The image, showing him reading, is reported to have been taken on the day he was eliminated by a joint US-Israeli airstrike as part of Operation Roaring Lion/Epic Fury.
Khamenei was killed on February 28 on the first day of the US-Israel operation in Iran.
The next time his picture was seen was reportedly by Israeli Prime Minister Benjamin Netanyahu – and this picture was said to have shown his body covered in shrapnel under the rubble of his obliterated compound in Tehran.
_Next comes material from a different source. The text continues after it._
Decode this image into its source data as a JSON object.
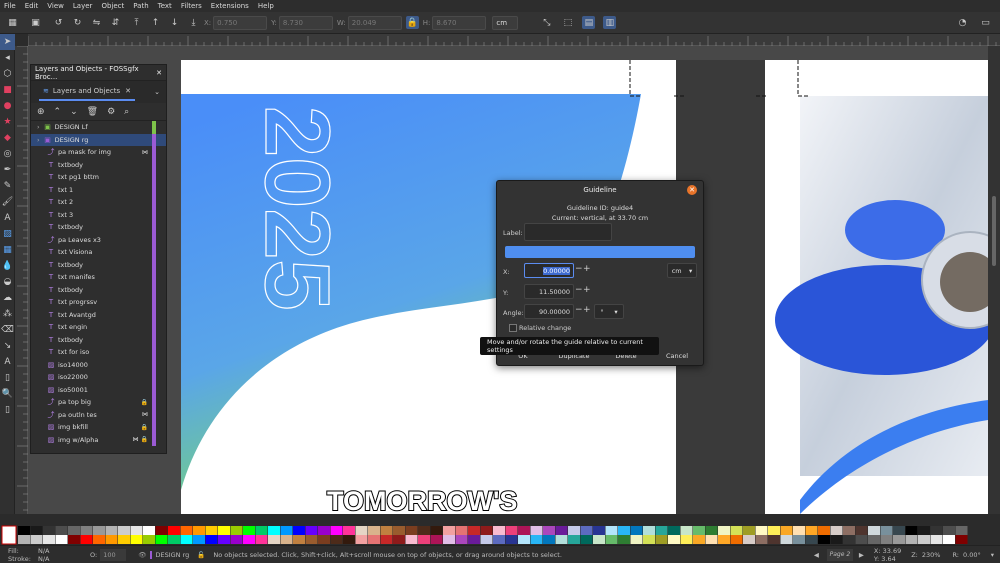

The 86-year-old had ruled the Islamic Republic since 1989 when he succeeded his father Ayatollah Khomeini and was responsible for the deaths of tens of thousands of Iranian dissidents - most notably in the months that preceded his death amid the uprising.
By the beginning of the following week, the IDF had announced that all the top leaders who sat under Khamenei in the regime’s hierarchy had also been eliminated.
But by the second week of March, when the war had reached its tenth day, Iran named Khamenei’s middle son Mojtaba Khamenei, 56, as the new supreme leader.
Khamenei’s oldest son, who was long-expected to be the frontrunner to succeed his father, had already, like Khamenei, been killed on the first day of the war.
Mojtaba, who joined the Islamic Republic Guards Corp (IRGC) at the age of 17 and fought in the "notoriously ideological" 27th Mohammad Rasulullah Division, was confirmed by the Assembly of Experts - a selection panel made up of 88 senior clerics.
Kasra Aarabi, director of IRGC research at United Against Nuclear Iran, has described him as "like his father - only on steroids".